Es wird allgemein angenommen, dass Meeresfrüchte aufgrund ihrer zarten Proteinstruktur leicht verdaulich sind und den Magen offenbar wenig belasten. Dies ist nicht ganz richtig. Die Aufnahme von Proteinen erfordert die Ausschüttung von Magensäure und Pepsin, während die Bauchspeicheldrüse ebenfalls Überstunden leisten muss, um mehr Trypsin zu produzieren.Die Verdauung von Proteinen ist im Allgemeinen schwieriger als die Verdauung von Kohlenhydraten, und die anschließenden Stoffwechselprozesse sind komplexer, was Leber und Nieren erheblich belastet. Angesichts des hohen Proteingehalts von Meeresfrüchten und der Tendenz, sie in großen Mengen zu verzehren, benötigt die Leber Unterstützung, um große Mengen an Protein in Harnstoff umzuwandeln. Dieser Harnstoff muss dann ausgeschieden und die entstehende Harnsäure ausgeschieden werden – alles Aufgaben der Nieren. In Verbindung mit Bier, Softdrinks und ähnlichen Getränken bedeutet dies eine noch größere Belastung für die Nieren.

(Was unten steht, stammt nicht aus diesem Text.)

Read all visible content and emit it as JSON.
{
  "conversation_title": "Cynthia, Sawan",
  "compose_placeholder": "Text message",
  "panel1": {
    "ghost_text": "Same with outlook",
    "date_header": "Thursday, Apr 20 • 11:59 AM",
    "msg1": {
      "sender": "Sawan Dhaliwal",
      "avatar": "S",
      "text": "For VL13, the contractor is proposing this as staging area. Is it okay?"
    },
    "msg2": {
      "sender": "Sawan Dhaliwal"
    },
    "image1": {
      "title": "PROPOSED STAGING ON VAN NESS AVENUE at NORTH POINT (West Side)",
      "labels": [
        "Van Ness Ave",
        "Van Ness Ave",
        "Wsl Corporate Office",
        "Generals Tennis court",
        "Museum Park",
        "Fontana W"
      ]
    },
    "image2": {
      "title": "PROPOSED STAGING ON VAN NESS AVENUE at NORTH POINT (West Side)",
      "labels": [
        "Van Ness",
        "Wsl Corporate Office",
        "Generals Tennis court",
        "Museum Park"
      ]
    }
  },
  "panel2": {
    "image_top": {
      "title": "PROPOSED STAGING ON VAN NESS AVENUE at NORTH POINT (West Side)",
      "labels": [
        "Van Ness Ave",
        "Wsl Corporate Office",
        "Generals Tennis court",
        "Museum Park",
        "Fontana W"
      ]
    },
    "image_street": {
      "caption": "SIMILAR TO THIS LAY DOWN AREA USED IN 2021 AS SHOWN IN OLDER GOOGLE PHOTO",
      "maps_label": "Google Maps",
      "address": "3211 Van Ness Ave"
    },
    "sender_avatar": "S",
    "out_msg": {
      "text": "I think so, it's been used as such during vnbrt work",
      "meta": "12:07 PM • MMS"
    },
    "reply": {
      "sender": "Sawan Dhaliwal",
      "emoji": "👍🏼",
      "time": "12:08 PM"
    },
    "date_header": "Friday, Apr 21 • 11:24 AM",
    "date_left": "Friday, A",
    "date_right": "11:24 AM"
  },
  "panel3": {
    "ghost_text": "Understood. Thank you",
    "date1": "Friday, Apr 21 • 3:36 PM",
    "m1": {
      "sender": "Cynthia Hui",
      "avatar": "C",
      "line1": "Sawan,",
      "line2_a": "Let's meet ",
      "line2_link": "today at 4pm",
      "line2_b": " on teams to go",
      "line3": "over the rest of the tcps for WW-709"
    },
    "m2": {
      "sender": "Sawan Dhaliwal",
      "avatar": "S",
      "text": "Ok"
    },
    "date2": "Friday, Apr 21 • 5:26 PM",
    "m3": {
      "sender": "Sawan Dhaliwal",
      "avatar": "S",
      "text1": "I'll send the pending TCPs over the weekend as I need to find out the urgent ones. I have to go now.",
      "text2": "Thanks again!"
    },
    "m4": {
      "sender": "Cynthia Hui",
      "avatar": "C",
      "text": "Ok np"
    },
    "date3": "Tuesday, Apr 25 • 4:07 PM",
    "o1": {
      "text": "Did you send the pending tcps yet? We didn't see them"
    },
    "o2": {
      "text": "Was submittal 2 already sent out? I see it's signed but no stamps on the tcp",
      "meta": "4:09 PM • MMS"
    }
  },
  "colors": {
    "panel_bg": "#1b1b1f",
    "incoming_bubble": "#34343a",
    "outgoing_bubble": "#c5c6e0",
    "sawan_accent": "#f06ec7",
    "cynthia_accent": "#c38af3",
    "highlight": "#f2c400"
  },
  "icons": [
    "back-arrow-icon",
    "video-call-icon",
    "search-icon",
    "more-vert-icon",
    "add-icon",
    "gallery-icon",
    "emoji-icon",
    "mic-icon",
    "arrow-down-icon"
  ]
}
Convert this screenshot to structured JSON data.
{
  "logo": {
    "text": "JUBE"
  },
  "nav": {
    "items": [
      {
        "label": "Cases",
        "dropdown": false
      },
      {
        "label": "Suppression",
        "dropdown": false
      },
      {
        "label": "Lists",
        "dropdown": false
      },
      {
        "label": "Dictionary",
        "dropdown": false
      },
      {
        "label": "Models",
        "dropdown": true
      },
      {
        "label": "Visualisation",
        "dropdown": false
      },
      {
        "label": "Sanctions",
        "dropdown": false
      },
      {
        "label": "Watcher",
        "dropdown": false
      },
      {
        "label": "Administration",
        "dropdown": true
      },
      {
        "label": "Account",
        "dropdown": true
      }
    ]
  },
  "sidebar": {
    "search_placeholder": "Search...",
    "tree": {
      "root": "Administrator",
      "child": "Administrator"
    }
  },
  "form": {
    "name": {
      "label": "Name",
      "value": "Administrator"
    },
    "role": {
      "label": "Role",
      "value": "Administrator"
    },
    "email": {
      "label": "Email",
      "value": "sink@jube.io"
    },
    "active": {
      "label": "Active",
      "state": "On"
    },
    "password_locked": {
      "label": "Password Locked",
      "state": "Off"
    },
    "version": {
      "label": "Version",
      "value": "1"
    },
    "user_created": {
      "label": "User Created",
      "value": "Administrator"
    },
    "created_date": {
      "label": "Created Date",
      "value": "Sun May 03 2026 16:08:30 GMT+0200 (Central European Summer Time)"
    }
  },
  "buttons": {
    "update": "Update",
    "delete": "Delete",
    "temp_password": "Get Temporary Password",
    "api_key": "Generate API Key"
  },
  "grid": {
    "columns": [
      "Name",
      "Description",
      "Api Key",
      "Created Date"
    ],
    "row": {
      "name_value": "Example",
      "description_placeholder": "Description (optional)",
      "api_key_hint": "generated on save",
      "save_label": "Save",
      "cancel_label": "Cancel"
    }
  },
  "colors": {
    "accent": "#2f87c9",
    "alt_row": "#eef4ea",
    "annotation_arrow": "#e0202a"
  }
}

Nach dem Verzehr von Meeresfrüchten fühlen sich Menschen oft müde. Dies ist auf die übermäßige Belastung der Leber zurückzuführen. Auch vermehrtes Wasserlassen ist häufig, was darauf hindeutet, dass die Nieren Überstunden leisten. Da Meeresfrüchte nicht die in Grundnahrungsmitteln enthaltenen Kohlenhydrate enthalten, haben sie einen hohen Wassergehalt und einen relativ geringen Energiegehalt. Infolgedessen entleert sich der Magen schnell, was zu einem unzureichenden Energieniveau im Körper führt.Dies löst unweigerlich den Fettabbau zur Produktion von Ketonkörpern aus, wodurch sowohl die Leber als auch die Nieren noch stärker beansprucht werden... Daher ist beim Verzehr von Meeresfrüchten Maßhalten angesagt; vermeiden Sie es, die Leistungsfähigkeit Ihrer Organe regelmäßig auf die Probe zu stellen.
Hier sind einige Gesundheitshinweise für den Verzehr von Meeresfrüchten:
Wählen Sie Meeresfrüchte aus zuverlässigen Quellen, um Lebensmittelvergiftungen und Kontaminationsrisiken zu vermeiden.
Beschränken Sie die Aufnahme auf etwa 100 Gramm pro Portion.
Vermeiden Sie es, große Mengen auf nüchternen Magen zu verzehren oder Meeresfrüchte zur Hauptmahlzeit zu machen; kombinieren Sie sie mit Grundnahrungsmitteln und gekochtem Gemüse.
Vermeiden Sie es, Meeresfrüchte mit Bier, gesüßten Getränken oder Fruchtsäften zu kombinieren; servieren Sie sie stattdessen mit warmem Brei oder heißer Suppe.
Personen mit empfindlicher Verdauung können von wärmenden Gewürzen wie Ingwer, Senf, Meerrettich, Currypulver, Shiso-Blättern oder Zimt profitieren. Gichtkranke sollten jedoch scharfe Gewürze wie Chili oder Sichuan-Pfeffer meiden.